There were the occasional high-end spots. But at the average dispensary, “it’s cold and a little sketchy. The design does not feel considered,” Myles said. “If this is retail, which is what we’re saying, and it’s competitive, which is what we know—then what the hell?”

As weed legalization swept the country over the past decade, with psychedelic mushrooms slowly following behind, it seemed for a moment that purchasing drugs would be seamlessly integrated into the rest of our consumer lives. Instead—and despite Myles’ efforts—no matter where you live and how legal it is, the practice of buying drugs still feels trapped in a liminal zone between normal shopping and under-the-table commerce.

Buying legal weed can still make you feel like a criminal: Depending on the dispensary, you may have to talk to a bouncer, get buzzed in, traverse a metal detector, or pay through a weird “cashless ATM” system or bank transfer. The branding and names (Mr. Green, ReLeaf, Star Buds) seem generated by a stoner A.I. The store windows are blacked out, like you’re entering the adult section of a video store. Unless you spend a lot of time in vape shops and rest stops, it’s an order of magnitude seedier than any other establishment you regularly enter.

Meanwhile, in a strange paradox, the experience of buying illegal drugs has never been more user-friendly. Ketamine companies are advertising on Instagram, ready to send a trip directly to your door. (Technically, the pricey lozenges and injectables are for legal medical use in at-home therapy, but no one’s going to stop you from taking them to the club.) Dealers are sending out multipage menus on Signal, offering options that were unavailable to casual consumers a decade ago. No longer must you settle for whatever pouch of powder or crumbling fungi was left in your dealer’s stash.

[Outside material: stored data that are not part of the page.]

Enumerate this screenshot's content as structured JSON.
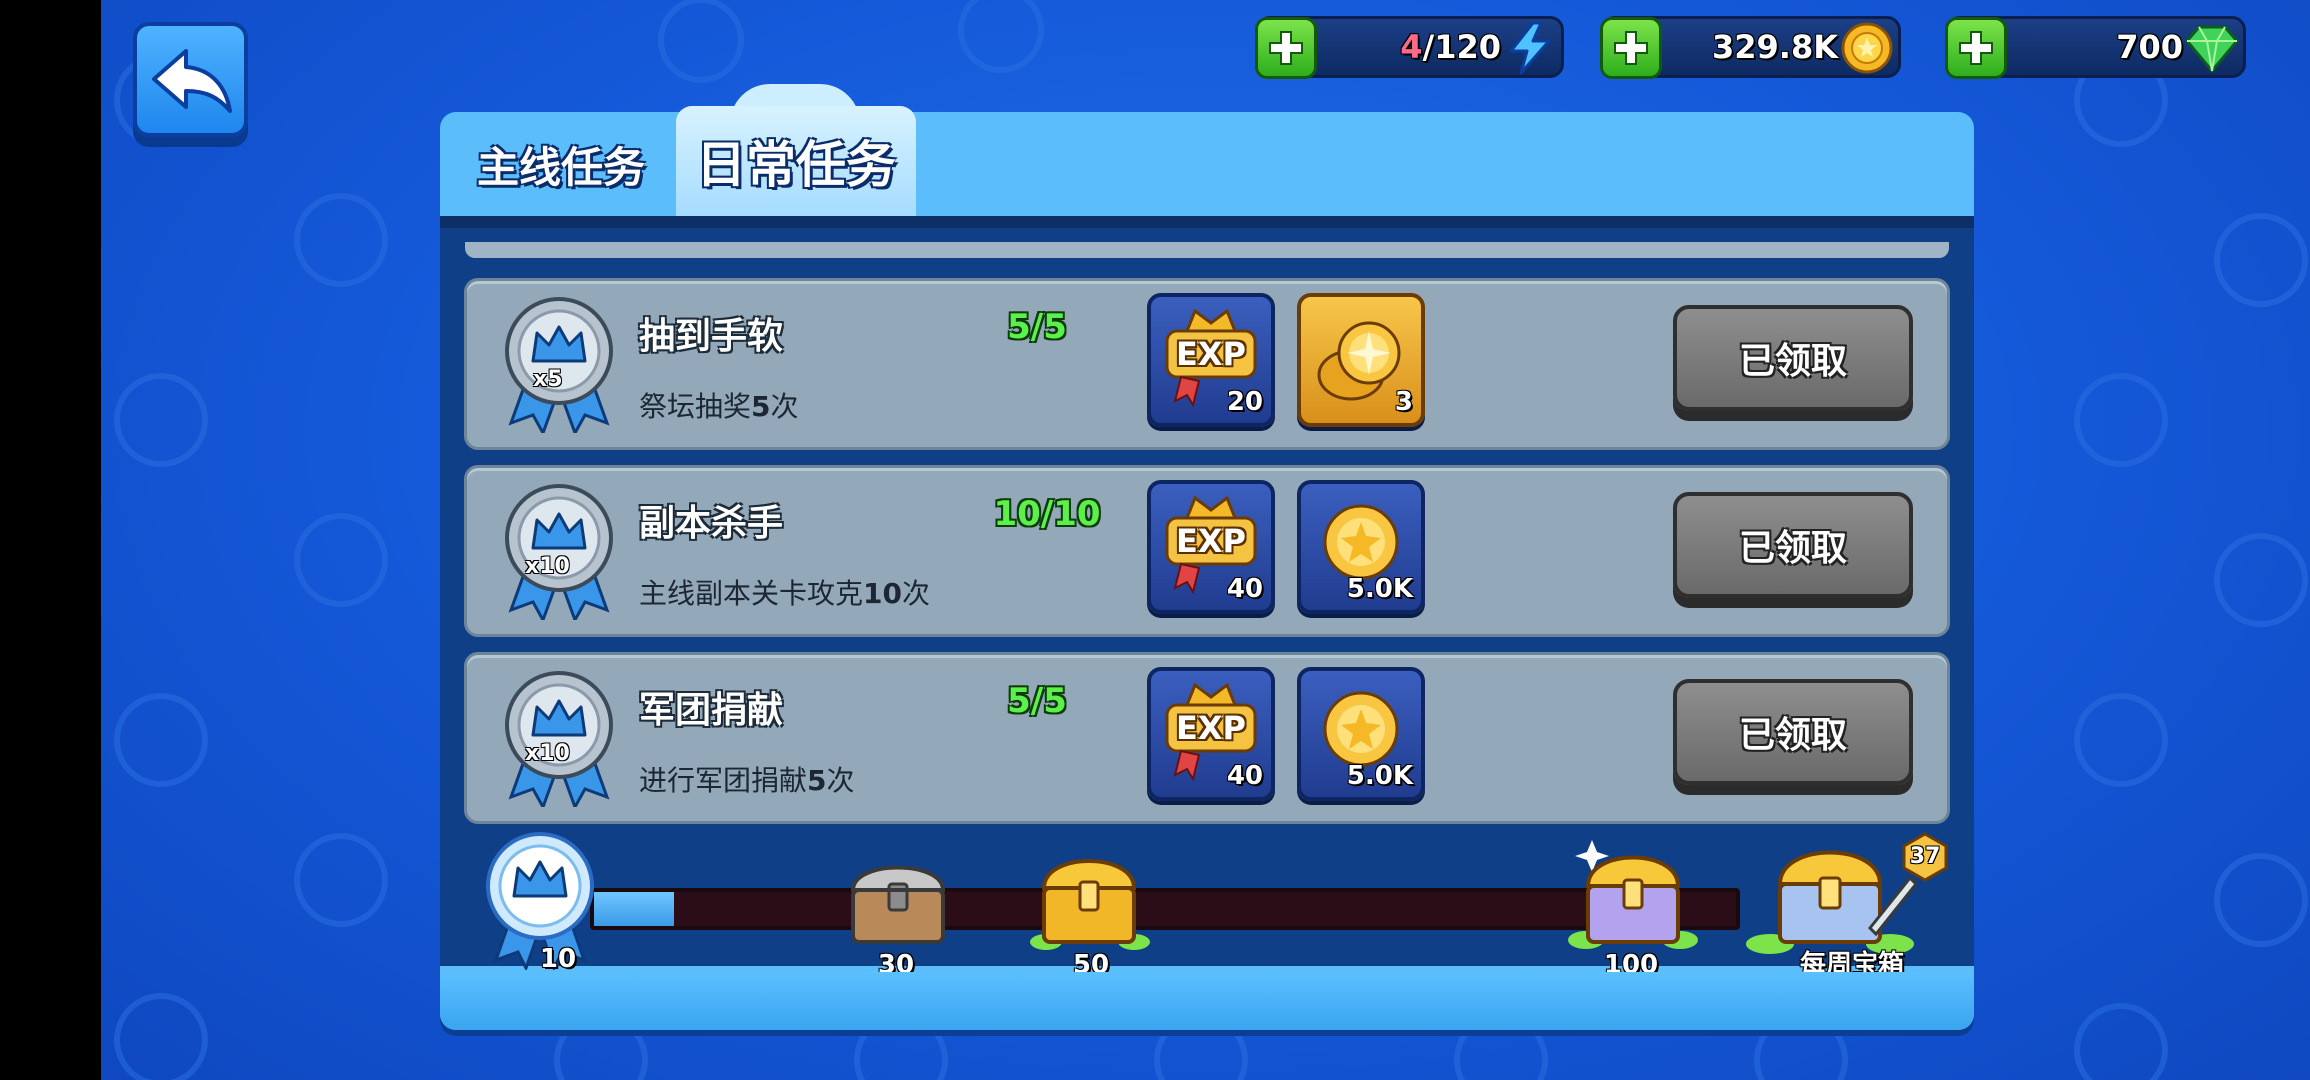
{
  "resources": {
    "energy": {
      "current": "4",
      "max": "/120"
    },
    "coins": "329.8K",
    "gems": "700"
  },
  "tabs": {
    "main": "主线任务",
    "daily": "日常任务"
  },
  "tasks": [
    {
      "title": "抽到手软",
      "progress": "5/5",
      "desc_pre": "祭坛抽奖",
      "desc_num": "5",
      "desc_post": "次",
      "medal": "x5",
      "reward1_qty": "20",
      "reward2_qty": "3",
      "button": "已领取"
    },
    {
      "title": "副本杀手",
      "progress": "10/10",
      "desc_pre": "主线副本关卡攻克",
      "desc_num": "10",
      "desc_post": "次",
      "medal": "x10",
      "reward1_qty": "40",
      "reward2_qty": "5.0K",
      "button": "已领取"
    },
    {
      "title": "军团捐献",
      "progress": "5/5",
      "desc_pre": "进行军团捐献",
      "desc_num": "5",
      "desc_post": "次",
      "medal": "x10",
      "reward1_qty": "40",
      "reward2_qty": "5.0K",
      "button": "已领取"
    }
  ],
  "reward_exp_label": "EXP",
  "milestones": {
    "current_points": "10",
    "progress_fraction": 0.07,
    "labels": [
      "30",
      "50",
      "100"
    ],
    "weekly_label": "每周宝箱",
    "weekly_badge": "37"
  }
}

Now, you can choose from multiple varieties of cocaine—priced according to strength—alongside ayahuasca microdose capsules, GLP-1 weight loss drugs, and mushroom chocolates crafted by chefs formerly employed at Michelin-starred restaurants.

“Drug delivery services have definitely gotten more organized, thanks to different sorts of advancements in encryption and apps, and competition from different services,” said Michelle Lhooq, who reports on drug culture for her Substack, Rave New World. “If you buy drugs on a Telegram group in Berlin, the menus are, like, 50 items long. It’s insane.”

The difficulty of buying recreational drugs used to add to the fun of getting your hands on something you couldn’t purchase at a cash register. “The buying experience is an integral part of the drug experience. It’s part of the thrill and the pleasure,” Lhooq said. There were the safe and boring drugs you could get at the pharmacy, and then there were the illicit substances that carried a bit of risk and mystery along with their more potent effects. If some buyers experienced a bit of cultural dissonance in their purchase and consumption—how many clean-eating wellness freaks have snorted goddess-knows-what manufactured in Gaia-knows-where out of baggies that have passed through a stranger’s rectum?—that was just part of the bargain.

Today, we’re in an era of unprecedented drug availability, which has given rise to a brand-new gray area of aesthetic contradictions. Legal drug businesses still convey a whiff of criminality. Illegal enterprises increasingly display a veneer of legitimacy. And corporate money has given a professional sheen to potentially harmful substances that are barely regulated at all.